HAVANA — Cuba's dollar-only stores displayed "closed for inventory" signs Tuesday after the communist government suddenly shut them down, blaming new U.S. measures aimed at squeezing the island's economy.
Long lines stretched from state stores with food and personal hygiene products — nearly the only items still sold to Cubans in dollars — as people scrambled to buy shampoo and soap from rapidly emptying shelves.
"This is insanity," said 64-year-old Odila Morales, waiting to buy laundry detergent. "Politics are filthy."
The government did not say whether the stores would reopen. But Julio Perez, the administrator of Harris Brothers department store, said they were merely giving dollar-only stores time to mark up the prices of all their goods.
"It really isn't anything serious," said Perez. "Maybe it will only be three, four, five days."
Some questioned how the closure — which prevents Cubans from spending dollars at the government stores — would counteract the U.S. proposals announced last week, which aim to reduce hard currency on the island by limiting how often Cuban-Americans can visit relatives, decreasing how much they can spend, and prohibiting money transfers to Cuban officials and Communist Party members.

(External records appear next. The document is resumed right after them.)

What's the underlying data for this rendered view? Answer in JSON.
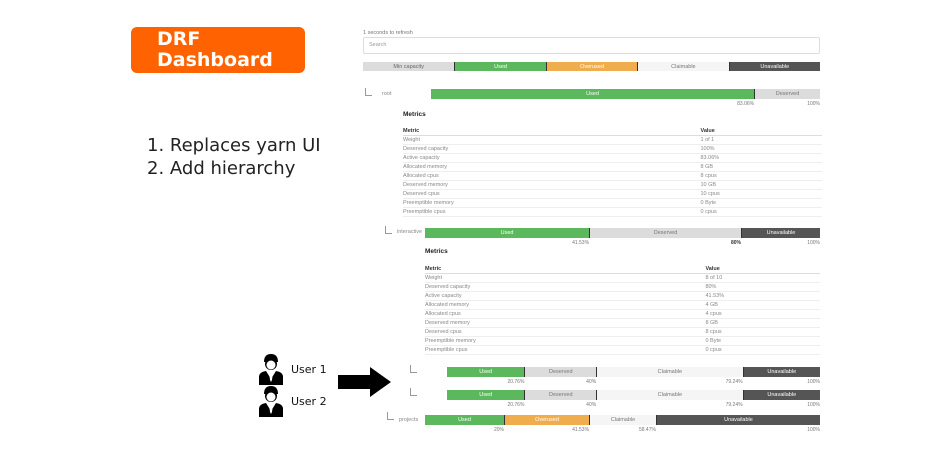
{
  "slide": {
    "logo_line1": "DRF",
    "logo_line2": "Dashboard",
    "points": [
      "1. Replaces yarn UI",
      "2. Add hierarchy"
    ],
    "users": [
      "User 1",
      "User 2"
    ]
  },
  "dashboard": {
    "refresh_text": "1 seconds to refresh",
    "search_placeholder": "Search",
    "legend": [
      {
        "label": "Min capacity",
        "type": "min"
      },
      {
        "label": "Used",
        "type": "used"
      },
      {
        "label": "Overused",
        "type": "overused"
      },
      {
        "label": "Claimable",
        "type": "claimable"
      },
      {
        "label": "Unavailable",
        "type": "unavailable"
      }
    ],
    "colors": {
      "used": "#5cb85c",
      "overused": "#f0ad4e",
      "deserved": "#dcdcdc",
      "claimable": "#f5f5f5",
      "unavailable": "#555555",
      "brand": "#ff6200"
    },
    "metrics_title": "Metrics",
    "metric_header": "Metric",
    "value_header": "Value",
    "queues": [
      {
        "name": "root",
        "segments": [
          {
            "label": "Used",
            "type": "used",
            "from": 0,
            "to": 83.06
          },
          {
            "label": "Deserved",
            "type": "deserved",
            "from": 83.06,
            "to": 100
          }
        ],
        "ticks": [
          "83.06%",
          "100%"
        ],
        "tick_values": [
          83.06,
          100
        ],
        "metrics": [
          [
            "Weight",
            "1 of 1"
          ],
          [
            "Deserved capacity",
            "100%"
          ],
          [
            "Active capacity",
            "83.06%"
          ],
          [
            "Allocated memory",
            "8 GB"
          ],
          [
            "Allocated cpus",
            "8 cpus"
          ],
          [
            "Deserved memory",
            "10 GB"
          ],
          [
            "Deserved cpus",
            "10 cpus"
          ],
          [
            "Preemptible memory",
            "0 Byte"
          ],
          [
            "Preemptible cpus",
            "0 cpus"
          ]
        ]
      },
      {
        "name": "interactive",
        "segments": [
          {
            "label": "Used",
            "type": "used",
            "from": 0,
            "to": 41.53
          },
          {
            "label": "Deserved",
            "type": "deserved",
            "from": 41.53,
            "to": 80
          },
          {
            "label": "Unavailable",
            "type": "unavailable",
            "from": 80,
            "to": 100
          }
        ],
        "ticks": [
          "41.53%",
          "80%",
          "100%"
        ],
        "tick_values": [
          41.53,
          80,
          100
        ],
        "metrics": [
          [
            "Weight",
            "8 of 10"
          ],
          [
            "Deserved capacity",
            "80%"
          ],
          [
            "Active capacity",
            "41.53%"
          ],
          [
            "Allocated memory",
            "4 GB"
          ],
          [
            "Allocated cpus",
            "4 cpus"
          ],
          [
            "Deserved memory",
            "8 GB"
          ],
          [
            "Deserved cpus",
            "8 cpus"
          ],
          [
            "Preemptible memory",
            "0 Byte"
          ],
          [
            "Preemptible cpus",
            "0 cpus"
          ]
        ]
      },
      {
        "name": "",
        "segments": [
          {
            "label": "Used",
            "type": "used",
            "from": 0,
            "to": 20.76
          },
          {
            "label": "Deserved",
            "type": "deserved",
            "from": 20.76,
            "to": 40
          },
          {
            "label": "Claimable",
            "type": "claimable",
            "from": 40,
            "to": 79.24
          },
          {
            "label": "Unavailable",
            "type": "unavailable",
            "from": 79.24,
            "to": 100
          }
        ],
        "ticks": [
          "20.76%",
          "40%",
          "79.24%",
          "100%"
        ],
        "tick_values": [
          20.76,
          40,
          79.24,
          100
        ]
      },
      {
        "name": "",
        "segments": [
          {
            "label": "Used",
            "type": "used",
            "from": 0,
            "to": 20.76
          },
          {
            "label": "Deserved",
            "type": "deserved",
            "from": 20.76,
            "to": 40
          },
          {
            "label": "Claimable",
            "type": "claimable",
            "from": 40,
            "to": 79.24
          },
          {
            "label": "Unavailable",
            "type": "unavailable",
            "from": 79.24,
            "to": 100
          }
        ],
        "ticks": [
          "20.76%",
          "40%",
          "79.24%",
          "100%"
        ],
        "tick_values": [
          20.76,
          40,
          79.24,
          100
        ]
      },
      {
        "name": "projects",
        "segments": [
          {
            "label": "Used",
            "type": "used",
            "from": 0,
            "to": 20
          },
          {
            "label": "Overused",
            "type": "overused",
            "from": 20,
            "to": 41.53
          },
          {
            "label": "Claimable",
            "type": "claimable",
            "from": 41.53,
            "to": 58.47
          },
          {
            "label": "Unavailable",
            "type": "unavailable",
            "from": 58.47,
            "to": 100
          }
        ],
        "ticks": [
          "20%",
          "41.53%",
          "58.47%",
          "100%"
        ],
        "tick_values": [
          20,
          41.53,
          58.47,
          100
        ]
      }
    ]
  }
}
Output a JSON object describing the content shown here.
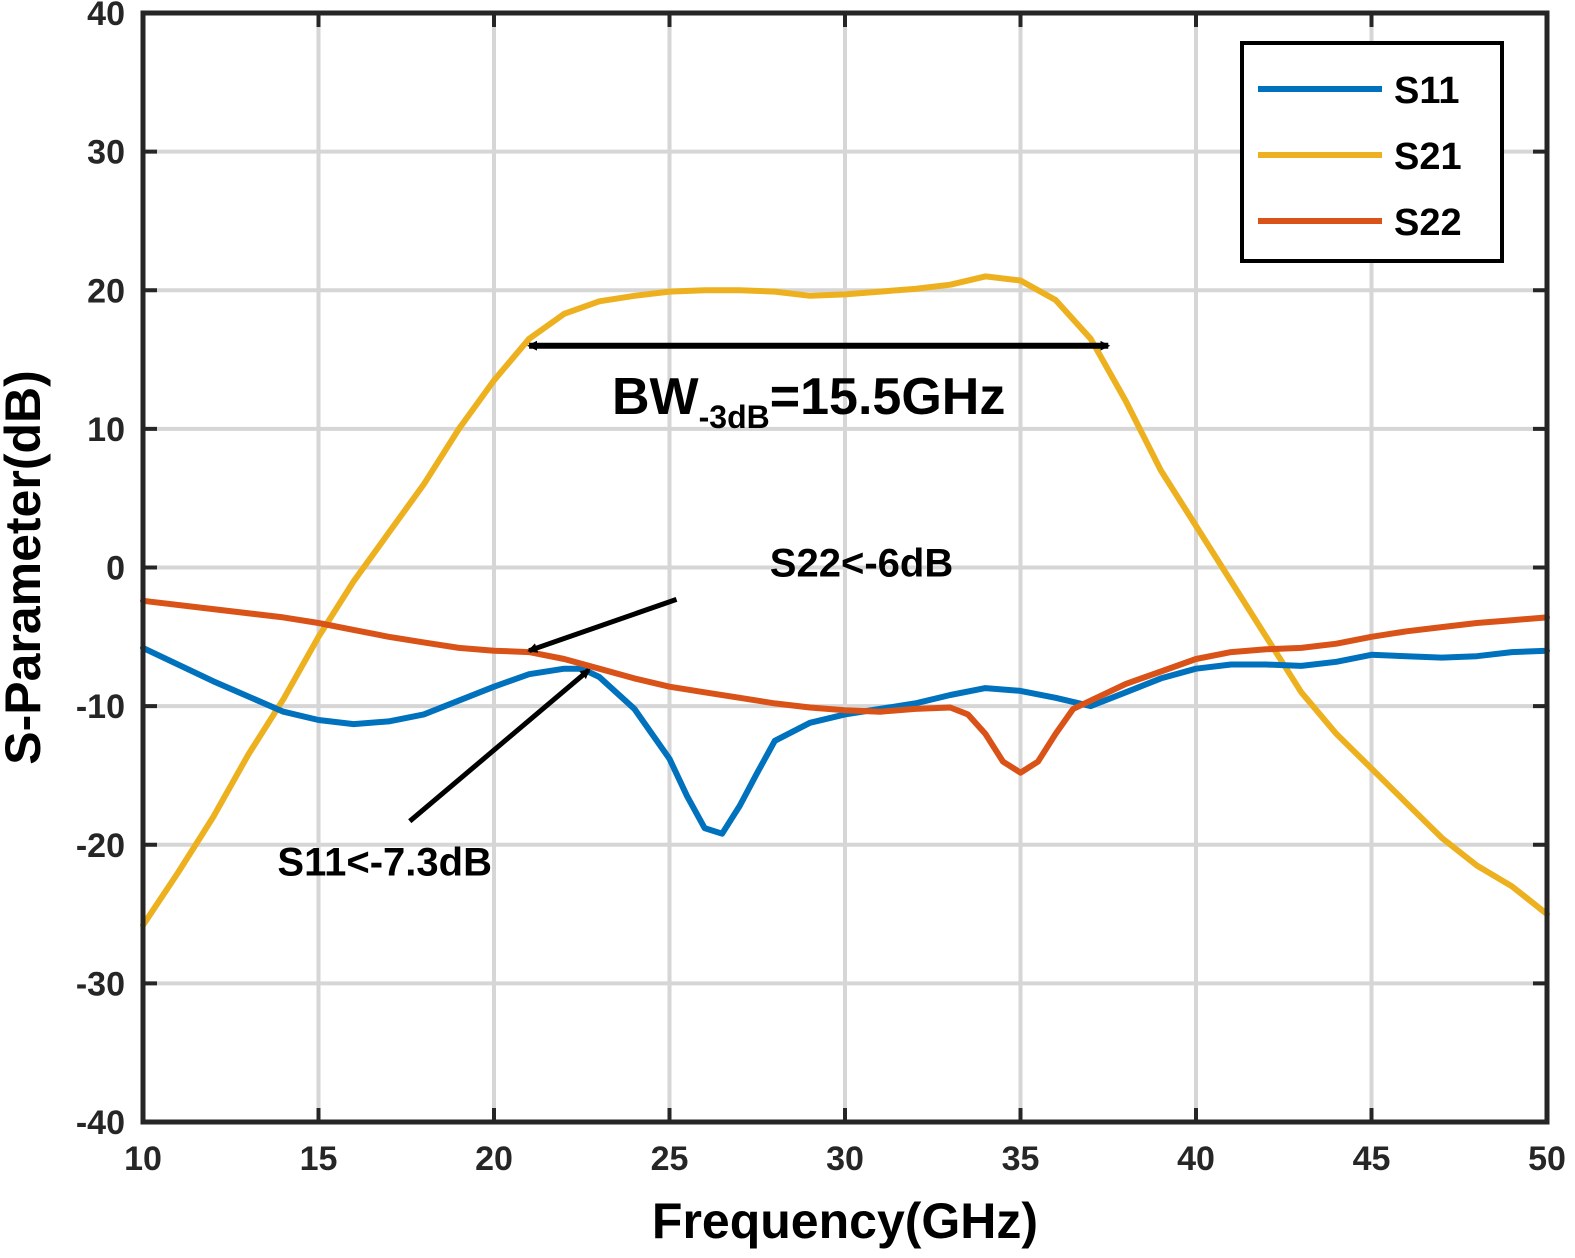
{
  "chart_data": {
    "type": "line",
    "xlabel": "Frequency(GHz)",
    "ylabel": "S-Parameter(dB)",
    "xlim": [
      10,
      50
    ],
    "ylim": [
      -40,
      40
    ],
    "xticks": [
      10,
      15,
      20,
      25,
      30,
      35,
      40,
      45,
      50
    ],
    "yticks": [
      40,
      30,
      20,
      10,
      0,
      -10,
      -20,
      -30,
      -40
    ],
    "grid": true,
    "legend_position": "top-right",
    "series": [
      {
        "name": "S11",
        "color": "#0072BD",
        "x": [
          10,
          12,
          14,
          15,
          16,
          17,
          18,
          19,
          20,
          21,
          22,
          22.5,
          23,
          24,
          25,
          25.5,
          26,
          26.5,
          27,
          27.5,
          28,
          29,
          30,
          31,
          32,
          33,
          34,
          35,
          36,
          37,
          38,
          39,
          40,
          41,
          42,
          43,
          44,
          45,
          46,
          47,
          48,
          49,
          50
        ],
        "y": [
          -5.8,
          -8.2,
          -10.4,
          -11.0,
          -11.3,
          -11.1,
          -10.6,
          -9.6,
          -8.6,
          -7.7,
          -7.3,
          -7.3,
          -7.9,
          -10.2,
          -13.8,
          -16.5,
          -18.8,
          -19.2,
          -17.2,
          -14.8,
          -12.5,
          -11.2,
          -10.6,
          -10.2,
          -9.8,
          -9.2,
          -8.7,
          -8.9,
          -9.4,
          -10.0,
          -9.0,
          -8.0,
          -7.3,
          -7.0,
          -7.0,
          -7.1,
          -6.8,
          -6.3,
          -6.4,
          -6.5,
          -6.4,
          -6.1,
          -6.0
        ]
      },
      {
        "name": "S21",
        "color": "#EDB120",
        "x": [
          10,
          11,
          12,
          13,
          14,
          15,
          16,
          17,
          18,
          19,
          20,
          21,
          22,
          23,
          24,
          25,
          26,
          27,
          28,
          29,
          30,
          31,
          32,
          33,
          34,
          35,
          36,
          37,
          38,
          39,
          40,
          41,
          42,
          43,
          44,
          45,
          46,
          47,
          48,
          49,
          50
        ],
        "y": [
          -25.8,
          -22.0,
          -18.0,
          -13.5,
          -9.5,
          -5.0,
          -1.0,
          2.5,
          6.0,
          10.0,
          13.5,
          16.5,
          18.3,
          19.2,
          19.6,
          19.9,
          20.0,
          20.0,
          19.9,
          19.6,
          19.7,
          19.9,
          20.1,
          20.4,
          21.0,
          20.7,
          19.3,
          16.5,
          12.0,
          7.0,
          3.0,
          -1.0,
          -5.0,
          -9.0,
          -12.0,
          -14.5,
          -17.0,
          -19.5,
          -21.5,
          -23.0,
          -25.0
        ]
      },
      {
        "name": "S22",
        "color": "#D95319",
        "x": [
          10,
          12,
          14,
          15,
          16,
          17,
          18,
          19,
          20,
          21,
          22,
          23,
          24,
          25,
          26,
          27,
          28,
          29,
          30,
          31,
          32,
          33,
          33.5,
          34,
          34.5,
          35,
          35.5,
          36,
          36.5,
          37,
          38,
          39,
          40,
          41,
          42,
          43,
          44,
          45,
          46,
          47,
          48,
          49,
          50
        ],
        "y": [
          -2.4,
          -3.0,
          -3.6,
          -4.0,
          -4.5,
          -5.0,
          -5.4,
          -5.8,
          -6.0,
          -6.1,
          -6.6,
          -7.3,
          -8.0,
          -8.6,
          -9.0,
          -9.4,
          -9.8,
          -10.1,
          -10.3,
          -10.4,
          -10.2,
          -10.1,
          -10.6,
          -12.0,
          -14.0,
          -14.8,
          -14.0,
          -12.0,
          -10.2,
          -9.6,
          -8.4,
          -7.5,
          -6.6,
          -6.1,
          -5.9,
          -5.8,
          -5.5,
          -5.0,
          -4.6,
          -4.3,
          -4.0,
          -3.8,
          -3.6
        ]
      }
    ],
    "annotations": {
      "bandwidth": {
        "main": "BW",
        "sub": "-3dB",
        "rest": "=15.5GHz",
        "x_start": 21,
        "x_end": 37.5,
        "y": 16
      },
      "s22_note": {
        "text": "S22<-6dB",
        "text_x": 28,
        "text_y": 0.2,
        "arrow_from_x": 25.2,
        "arrow_from_y": -2.3,
        "arrow_to_x": 21.0,
        "arrow_to_y": -6.0
      },
      "s11_note": {
        "text": "S11<-7.3dB",
        "text_x": 14,
        "text_y": -21.2,
        "arrow_from_x": 17.6,
        "arrow_from_y": -18.3,
        "arrow_to_x": 22.7,
        "arrow_to_y": -7.4
      }
    }
  }
}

"It's not helping the Cuban people, and it's not helping the Cuban government," said Carmelo Mesa-Lago, an expert on the Cuban economy at the University of Pittsburgh. "All this is bad — bad economics, bad social welfare."
Mesa-Lago said the measures be aimed at strengthening the Cuban government's control over the economy.
Castro's government has issued furious denunciations of Washington's proposals, and officials announced "a gigantic march" for Friday to protest what they called President Bush's "fascist policies."
Cuba was forced to implement liberal reforms in the early 1990s to cope with the loss of Soviet aid and trade. Possession of dollars was legalized in 1993 to draw hard currency from growing tourism and family purchases at the state stores.
The government has steadily offered more and more goods in U.S. currency while the Cuban ration book of items available in pesos has withered.
For many Cubans, rations now cover eight eggs, a pound of chicken, about a pint of cooking oil, six pounds of rice, a half-pound of a ground meat-soy mixture, and a few other goods each month. The rest must be purchased at far higher prices either in pesos or in dollars.
The dollar-only shops have been associated with social inequalities that have worried Cuban leaders. The elite, with access to greenbacks, can easily buy everyday goods that a doctor cannot on a salary equivalent to $25 a month.
Three floors selling clothes, mattresses and electrical goods were cordoned off in Harris Brothers, where employees stood behind empty counters looking confused. Other workers catered to dozens of shoppers buying cooking oil, Spam and deodorant in the store's only open section.
Dozens of stores along Old Havana's commercial Obispo Street selling toys, shoes and fancy furniture never opened Tuesday. Gift shops in upscale hotels and other tourist stores, however, were still selling T-shirts, crafts and camera film in dollars.
Laura Pernez, a 25-year-old gift shop clerk, said tourists would not be affected by the measures. Cubans, on the other hand, were very uncertain.
"I am worried, of course, since we don't know if this is going to be for a week, a month, or seven years," Pernez said. "But we need to wait. One shouldn't go into a panic."
While most stores were shut tight, many of those inside hotels remained open to serve tourists. Some Cubans took advantage of that on Tuesday as officials tried to work out how to apply the new rules.
Rolando Hernandez, a salesman at a store connected to the Comodoro Hotel, said it sold about 10 washing machines, 10 refrigerators and about the same number of stereo sets. Usually they sell one or two of each, if any.
"They lined up and bought and bought," he said.
The government said that dollar prices would be raised on food and gasoline and perhaps other products.
But it assured Cubans that other aspects of the economy would not be affected: people will still be able to change money, buy food in pesos at private farmers' markets, and have access to such government services as health care and education.
Mesa-Lago said the dollar stores were opened in 1993 in large part to fight a growing black market in which goods were traded in dollars without passing through the state's hands.
"Once they close this window, then the black market is going to expand," he said.